How then should we prosecute attacks against Daesh? Just prior to Friday night’s terror, Mohammed Emwazi (aka Jihadi John) was killed by a drone strike. One can hardly mourn his passing, however preferable it is for due process to apply to murderers, and for those of us hostile to the use of drones to carry out aerial assaults it was a moment to reconsider our position. I must confess I briefly wavered, and felt compelled to commend at least this one drone strike that hit its target. However, the use of drones has two fatal weaknesses – the frequent propensity for killing innocent bystanders, and the unmistakeable sense that it ensures subsequent blowback (though, obviously, given that the Paris attacks were obviously the work of long term planning, there isn’t a direct connection with Emwazi’s elimination). Related to the second is a potentially terrifying third drawback to using drones – that someday jihadis will acquire their own.
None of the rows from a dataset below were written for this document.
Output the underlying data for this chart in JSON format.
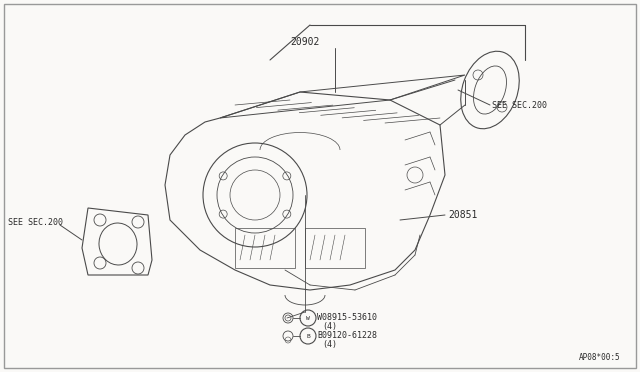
{
  "background_color": "#faf9f7",
  "line_color": "#4a4a4a",
  "text_color": "#2a2a2a",
  "font_size": 6.5,
  "diagram_code": "AP08*00:5",
  "part_20902": "20902",
  "part_20851": "20851",
  "sec200_left": "SEE SEC.200",
  "sec200_right": "SEE SEC.200",
  "w_part": "W08915-53610",
  "b_part": "B09120-61228",
  "qty4": "(4)"
}
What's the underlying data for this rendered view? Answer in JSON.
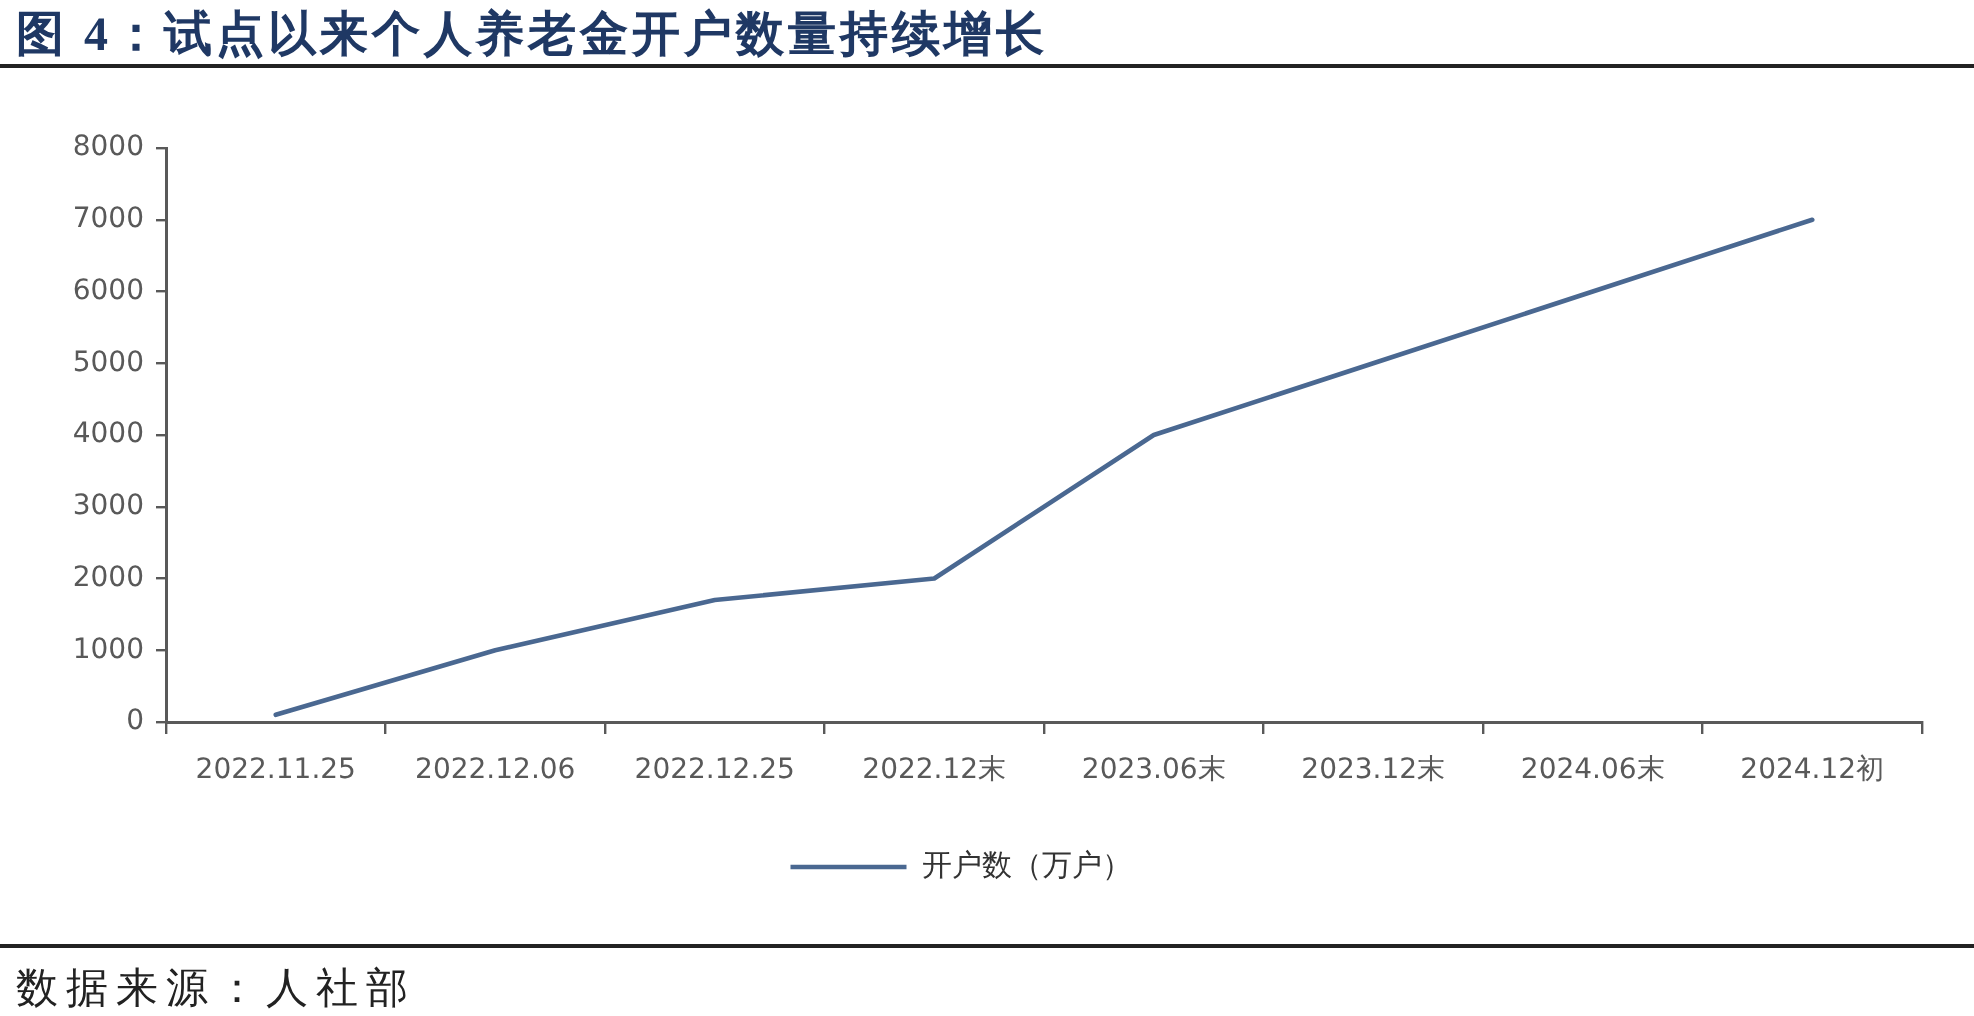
{
  "chart_data": {
    "type": "line",
    "title": "图 4：试点以来个人养老金开户数量持续增长",
    "categories": [
      "2022.11.25",
      "2022.12.06",
      "2022.12.25",
      "2022.12末",
      "2023.06末",
      "2023.12末",
      "2024.06末",
      "2024.12初"
    ],
    "series": [
      {
        "name": "开户数（万户）",
        "color": "#4a6891",
        "values": [
          100,
          1000,
          1700,
          2000,
          4000,
          5000,
          6000,
          7000
        ]
      }
    ],
    "ylim": [
      0,
      8000
    ],
    "yticks": [
      0,
      1000,
      2000,
      3000,
      4000,
      5000,
      6000,
      7000,
      8000
    ],
    "grid": false,
    "legend": "bottom",
    "marker": "none",
    "line_style": "solid",
    "annotations": [
      "数据来源：人社部"
    ]
  }
}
The futility of air strikes is best illustrated by pointing out that they have been underway for considerable time already, and they have done nothing to arrest the rise of Daesh and other assorted jihadi groups. Ultimately, territory must be seized and held by ground forces. Air power is only useful insofar it assists operations on the ground. Western power might also have greater utility in the main through the offer of matériel to regional armies rather than the deployment of personnel, in addition to the use of its ‘good offices’ to pursue every diplomatic avenue available.

But perhaps the most important question to ask concerns the source of the Wahhabism that drives (and funds) so much fundamentalist depravity. Or put another way, what will it take for the United States and those other Western states close to Saudi Arabia, such as Britain, to re-examine their relationship with the House of Saud, and indeed the other Gulf monarchies? An alliance that is now so suffused with mutual commercial interests is not one that is going to be picked apart overnight, but if Daesh continues to prosper and outrages like that in Paris over the weekend become more commonplace, a strategic overhaul that is already necessary will surely be unavoidable.